- Born: 1923/1924 Denver, Colorado, U.S.
- Died: September 5, 1980 (aged 56) New York City, U.S.
- Occupation: Ballet dancer
- Spouse: Richard Thomas ​(m. 1950)​
- Children: 2; including Richard Thomas
- Career
- Former groups: New York City Ballet Company Alicia Alonso American Ballet Theatre

= Barbara Fallis =

American ballet dancer and educator

Barbara Fallis (1923/1924 – September 5, 1980) was an American ballet dancer and educator. She danced for many prominent companies, including the American Ballet Theatre and New York City Ballet, and later started her own school, the New York School of Ballet, with husband Richard Thomas.

==Early life==
Fallis was born in 1923 or 1924 in Denver, Colorado. Shortly after, her family moved from the United States to London, England for her father's work. The Fallis family remained in London for 12 years until World War II. Her love and pursuit of dance began during this time.

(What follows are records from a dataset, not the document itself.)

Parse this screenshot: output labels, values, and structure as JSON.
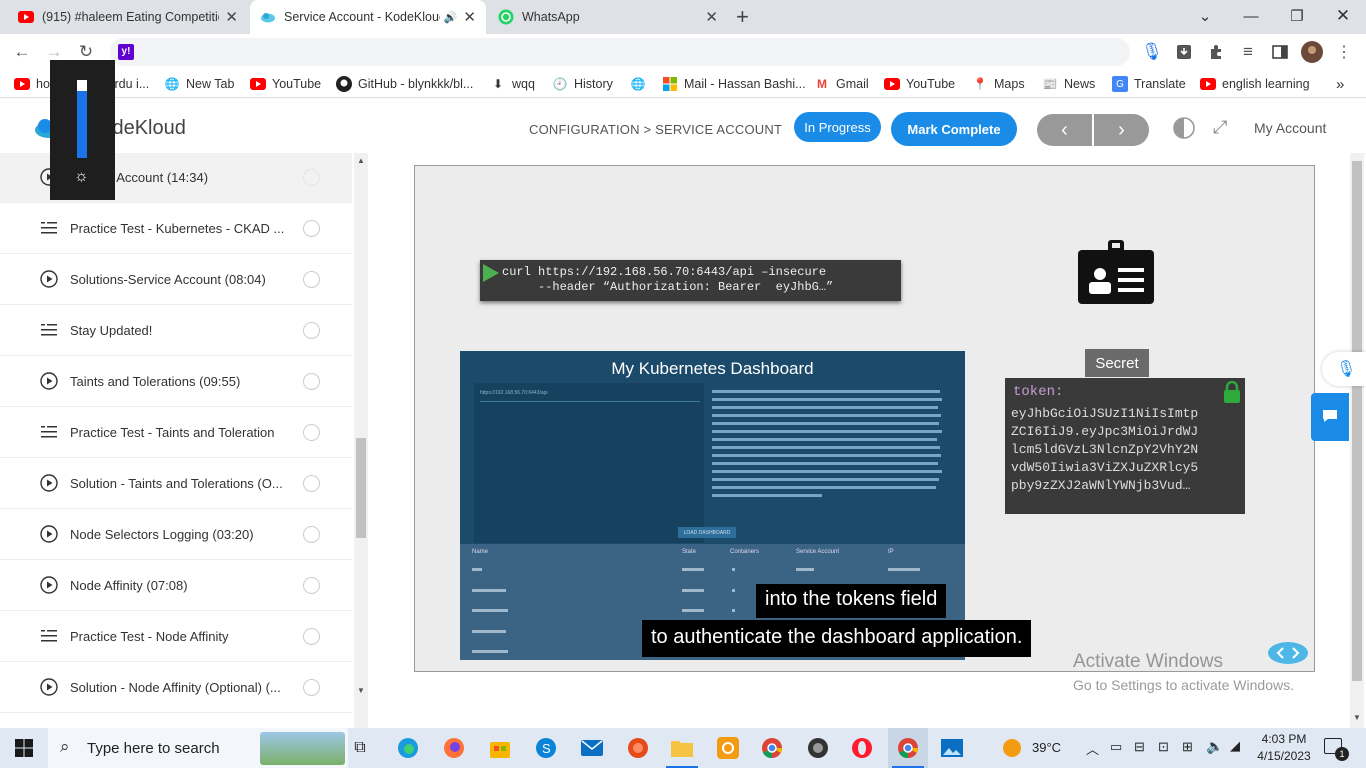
{
  "browser": {
    "tabs": [
      {
        "title": "(915) #haleem Eating Competitio",
        "active": false
      },
      {
        "title": "Service Account - KodeKloud",
        "active": true
      },
      {
        "title": "WhatsApp",
        "active": false
      }
    ],
    "new_tab": "+",
    "bookmarks": [
      "how to learn urdu i...",
      "New Tab",
      "YouTube",
      "GitHub - blynkkk/bl...",
      "wqq",
      "History",
      "Mail - Hassan Bashi...",
      "Gmail",
      "YouTube",
      "Maps",
      "News",
      "Translate",
      "english learning"
    ],
    "more": "»"
  },
  "header": {
    "logo": "KodeKloud",
    "breadcrumb": "CONFIGURATION > SERVICE ACCOUNT",
    "in_progress": "In Progress",
    "mark_complete": "Mark Complete",
    "prev": "‹",
    "next": "›",
    "account": "My Account"
  },
  "sidebar": {
    "items": [
      {
        "label": "Service Account (14:34)",
        "type": "video",
        "active": true
      },
      {
        "label": "Practice Test - Kubernetes - CKAD ...",
        "type": "test"
      },
      {
        "label": "Solutions-Service Account (08:04)",
        "type": "video"
      },
      {
        "label": "Stay Updated!",
        "type": "test"
      },
      {
        "label": "Taints and Tolerations (09:55)",
        "type": "video"
      },
      {
        "label": "Practice Test - Taints and Toleration",
        "type": "test"
      },
      {
        "label": "Solution - Taints and Tolerations (O...",
        "type": "video"
      },
      {
        "label": "Node Selectors Logging (03:20)",
        "type": "video"
      },
      {
        "label": "Node Affinity (07:08)",
        "type": "video"
      },
      {
        "label": "Practice Test - Node Affinity",
        "type": "test"
      },
      {
        "label": "Solution - Node Affinity (Optional) (...",
        "type": "video"
      }
    ]
  },
  "video": {
    "cmd1": "curl https://192.168.56.70:6443/api –insecure",
    "cmd2": "--header “Authorization: Bearer  eyJhbG…”",
    "dashboard_title": "My Kubernetes Dashboard",
    "dash_url": "https://192.168.56.70:6443/api",
    "load_btn": "LOAD DASHBOARD",
    "table_headers": [
      "Name",
      "State",
      "Containers",
      "Service Account",
      "IP"
    ],
    "secret_label": "Secret",
    "token_key": "token:",
    "token_lines": [
      "eyJhbGciOiJSUzI1NiIsImtp",
      "ZCI6IiJ9.eyJpc3MiOiJrdWJ",
      "lcm5ldGVzL3NlcnZpY2VhY2N",
      "vdW50Iiwia3ViZXJuZXRlcy5",
      "pby9zZXJ2aWNlYWNjb3Vud…"
    ],
    "subtitle1": "into the tokens field",
    "subtitle2": "to authenticate the dashboard application."
  },
  "watermark": {
    "line1": "Activate Windows",
    "line2": "Go to Settings to activate Windows."
  },
  "taskbar": {
    "search_placeholder": "Type here to search",
    "temp": "39°C",
    "time": "4:03 PM",
    "date": "4/15/2023",
    "notif": "1"
  },
  "colors": {
    "accent": "#1a8ce8",
    "tabbar": "#dee1e6",
    "taskbar": "#dfe8f3"
  }
}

She and her mother attended many performances by notable dance companies of the time, including Ballet Russe, which spurred Barbara's interest in dance at a young age.

Fallis began her more serious study of dance at the age of 12 with Joan Lawson. Shortly after, she auditioned to train under Ninette De Valois for the Vic-Wells Ballet. Fallis studied at the Sadler's Wells Ballet School, directly tied to the Vic-Wells Ballet, which would later become the Royal Ballet. De Valois only allowed dancers into the school who she believed were worthy of also being in the company, which gave Barbara many opportunities to begin performing in the corps de ballet. However, her time at the Vic-Wells was short-lived, as the Fallis family was forced to move back to the United States because of the war.

==Life and career==
Upon relocation to America, the Fallis family settled in New York City. Here Barbara was able to audition for Ballet Theatre with Lucia Chase. She began dancing with Ballet Theatre, later known as American Ballet Theatre, in 1941 at the age of 16. Her first performance with the company was in Les Sylphides in Mexico. During her eight years with Ballet Theatre, Fallis worked with many prominent choreographers, including Michel Fokine, Antony Tudor, Bronislava Nijinska, and George Balanchine in many original works for the company. For example, she was in the corps de ballet of Antony Tudor's Pillar of Fire, which premiered for the first time in 1942. In 1948, she had a leading role in Les Patineurs, alongside John Kriza and Cynthia Risely. Fallis said she preferred roles in the company, over soloist parts, as it enabled her to perform as much as possible.

In 1948, Fallis left Ballet Theatre to join Company Alicia Alonso (now the Cuban National Ballet) in Cuba. It was in Cuba that she met fellow dancer and husband Richard Thomas. The couple married in Cuba in 1950 and had their first child, Richard Thomas, in 1951, before returning to New York in 1953.

Upon their return to New York City, both Barbara and Richard secured positions in the New York City Ballet dancing with Balanchine. Fallis remained with New York City Ballet until 1958. During that time, she danced in such performances as Western Symphony and Balanchine's first Nutcracker. In 1958, she left New York City Ballet and began a short period of performances at Jacob's Pillow.

In 1963, Barbara and Richard founded The New York School of Ballet where they began to train young dancers. During the early days of the school's founding, the couple also alternated teaching at the Pennsylvania Ballet in Philadelphia which helped fund their school. In 1969, the school relocated to the former studios of the School of American Ballet after being offered the space by George Balanchine and Lincoln Kerstein. Here, they trained noteworthy students of the school such as Eliot Feld, Twyla Tharp, Sean Lavery, Debbie Allen, Cynthia Gregory, and Christine Sarry.

Later in 1975, subsequent to Feld's departure from the school, Barbara and Richard founded the company U.S. Terpsichore to provide their students with performance opportunities. The couple's second child, Bronwyn Thomas, as well as their son, Richard Thomas, were among the performing members of the company. Her son, Richard, was also a well-known child actor, who performed on the television series The Waltons. The company toured a wide variety of repertory including over 30 ballets in both contemporary and classical styles. U.S. Terpsichore was very successful, and the funds raised from the touring performances continually funded the New York School of Ballet.

Fallis taught at the school alongside her husband until her death on September 5, 1980. She died at New York Hospital, where she was being treated for cancer, at age 56.